第二和第三警告报告了一些奇怪的“FBGN0002781”,“FBGN0013680”,“FBGN0013675”,“FBGN0262952”,'FBGN0013684'基因注释。请您尝试从GTF文件中删除它们并重新运行分析?

您可以使用Grep命令轻松创建辅助foo.gtf文件,而无需违规基因:

grep -iv'fbgn0002781 \ | FBGN0013680 \ | FBGN0013675 ​​\ | FBGN0262952 \ | FBGN0013684'DMEL-All-R6.38.gtf> Foo.gtf

然后继续使用'foo.gtf'而不是原始文件。

最好的阿里尔

0.
输入编辑模式

嗨ariel,

谢谢你的建议!我提出了这些基因。来自'maketxdbfromgff'的一些警告消息消失了,但在运行gbcounts时,我仍然得到了相同的错误消息:.subset(x,j)中的错误,另外,只有0的混合0.在Colnames中(counts@junction.counts)[9:ncol(counts@junction.counts)] < - rownames(targets):替换的项目数不是更换长度的倍数。

我列出了下面的代码:

dmel.6.38.txdb.edited = maketxdbfromgff(+ file =“dmel-all-r6.gt.edited.gtf”,+ format =“gtf”)从文件中导入文件的基因组特征作为调格孔对象......确定准备“元数据”数据帧......确定txdb对象...确定警告消息:1:在.get_cds_idx(mcols0 $ type,mcols0 $阶段):“阶段”元数据列包含类型的非na值stop_codon。这个信息被忽略了。2:在for(i中的(i在seq_along(sname)){:关闭未使用的连接3(dmel-all-r6.38.edited.gtf)> savedb(dmel.6.38.txdb.edited,file =“dmel.6.38.txdb。
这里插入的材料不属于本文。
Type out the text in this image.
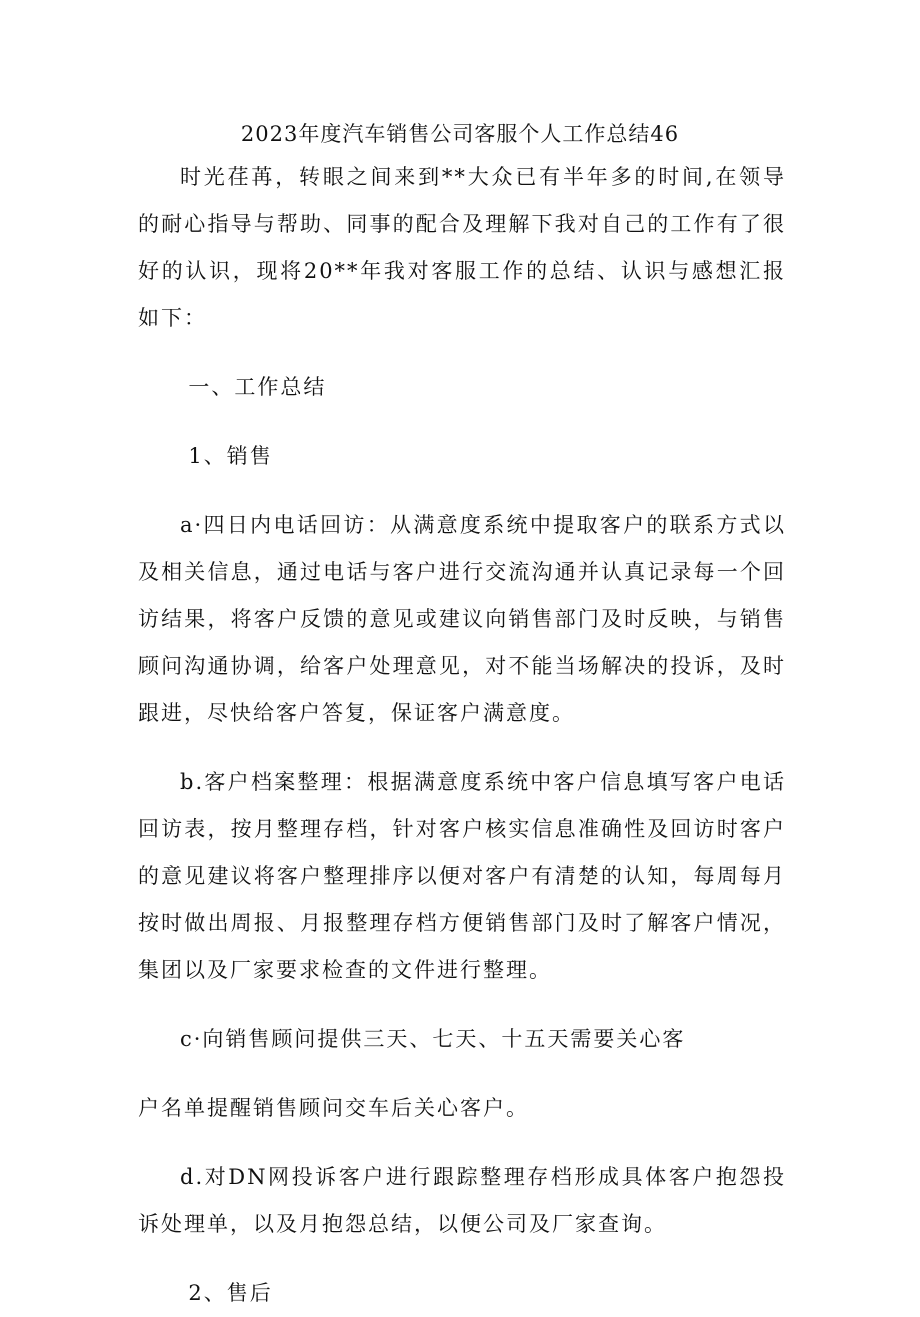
2023年度汽车销售公司客服个人工作总结46

时光荏苒，转眼之间来到**大众已有半年多的时间,在领导的耐心指导与帮助、同事的配合及理解下我对自己的工作有了很好的认识，现将20**年我对客服工作的总结、认识与感想汇报如下：

一、工作总结

1、销售

a·四日内电话回访：从满意度系统中提取客户的联系方式以及相关信息，通过电话与客户进行交流沟通并认真记录每一个回访结果，将客户反馈的意见或建议向销售部门及时反映，与销售顾问沟通协调，给客户处理意见，对不能当场解决的投诉，及时跟进，尽快给客户答复，保证客户满意度。

b.客户档案整理：根据满意度系统中客户信息填写客户电话回访表，按月整理存档，针对客户核实信息准确性及回访时客户的意见建议将客户整理排序以便对客户有清楚的认知，每周每月按时做出周报、月报整理存档方便销售部门及时了解客户情况，集团以及厂家要求检查的文件进行整理。

c·向销售顾问提供三天、七天、十五天需要关心客

户名单提醒销售顾问交车后关心客户。

d.对DN网投诉客户进行跟踪整理存档形成具体客户抱怨投诉处理单，以及月抱怨总结，以便公司及厂家查询。

2、售后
edited.sqlite") TxDb object: # Db type: TxDb # Supporting package: GenomicFeatures # Data source: dmel-all-r6.gt.edited.gtf # Organism: NA # Taxonomy ID: NA # miRBase build ID: NA # Genome: NA # Nb of transcripts: 35345 # Db created by: GenomicFeatures package from Bioconductor # Creation time: 2021-03-31 10:57:52 -0600 (Wed, 31 Mar 2021) # GenomicFeatures version at creation time: 1.42.2 # RSQLite version at creation time: 2.2.4 # DBSCHEMAVERSION: 1.2 > features <- binGenome( Dmel.6.38.TxDb.edited ) * Number of extracted Genes = 17868 * Number of extracted Exon Bins = 80610 * Number of extracted intron bins = 72241 * Number of extracted trascripts = 35345 * Number of extracted junctions = 60405 * Number of AS bins (not include external) = 9544 * Number of AS bins (include external) = 9554 * Classified as: ES bins = 2427 (25%) IR bins = 1267 (13%) Alt5'ss bins = 1497 (16%) Alt3'ss bins = 1612 (17%) Multiple AS bins = 2741 (29%) classified as: ES bins = 530 (19%) IR bins = 491 (18%) Alt5'ss bins = 885 (32%) Alt3'ss bins = 724 (26%) > targets=read.csv("Targets.csv") > getConditions(targets) [1] "Mutant_F_1D" "Mutant_M_1D" "Mutant_F_28D" "Mutant_M_28D" "Control_F_1D" "Control_M_1D" "Control_F_28D" [8] "Control_M_28D" > gbcounts <- gbCounts( features = features, + targets = targets, + minReadLength = 100, maxISize = 50000, + strandMode=0) Summarizing Mutant_F_1D_1 ETA: 53 min Summarizing Mutant_F_1D_2 ETA: 50 min Summarizing Mutant_F_1D_3 ETA: 46 min Summarizing Mutant_M_1D_1 ETA: 44 min Summarizing Mutant_M_1D_2 ETA: 40 min Summarizing Mutant_M_1D_3 ETA: 38 min Summarizing Mutant_F_28D_1 [1] 7 Error in .subset(x, j) : only 0's may be mixed with negative subscripts In addition: Warning message: In colnames(counts@junction.counts)[9:ncol(counts@junction.counts)] <- rownames(targets) : number of items to replace is not a multiple of replacement length
添加回复
0.
输入编辑模式

嗨jeremy,似乎在um_f_28d_1 bam文件中可能存在结合信息的问题。这个文件是否与QC的QC角度不同的不同?你最终可以与我分享它,以便看出这个文件的内容是什么?Ariel.

0.
输入编辑模式

嗨ariel,

我还纠正BAM文件,以防万一,但仍然有错误。我认为没有与QC的角度有很大的不同,并且该文件已经为其他工作流程工作了。除非有办法在此处这样做,否则我可以通过电子邮件发送文件。谢谢你的帮助!

杰里米

添加回复
0.
输入编辑模式

嗨杰里米,

我无法重现你发给我的BAM报告的错误....你可以运行我使用的代码并告诉我它是如何运行的?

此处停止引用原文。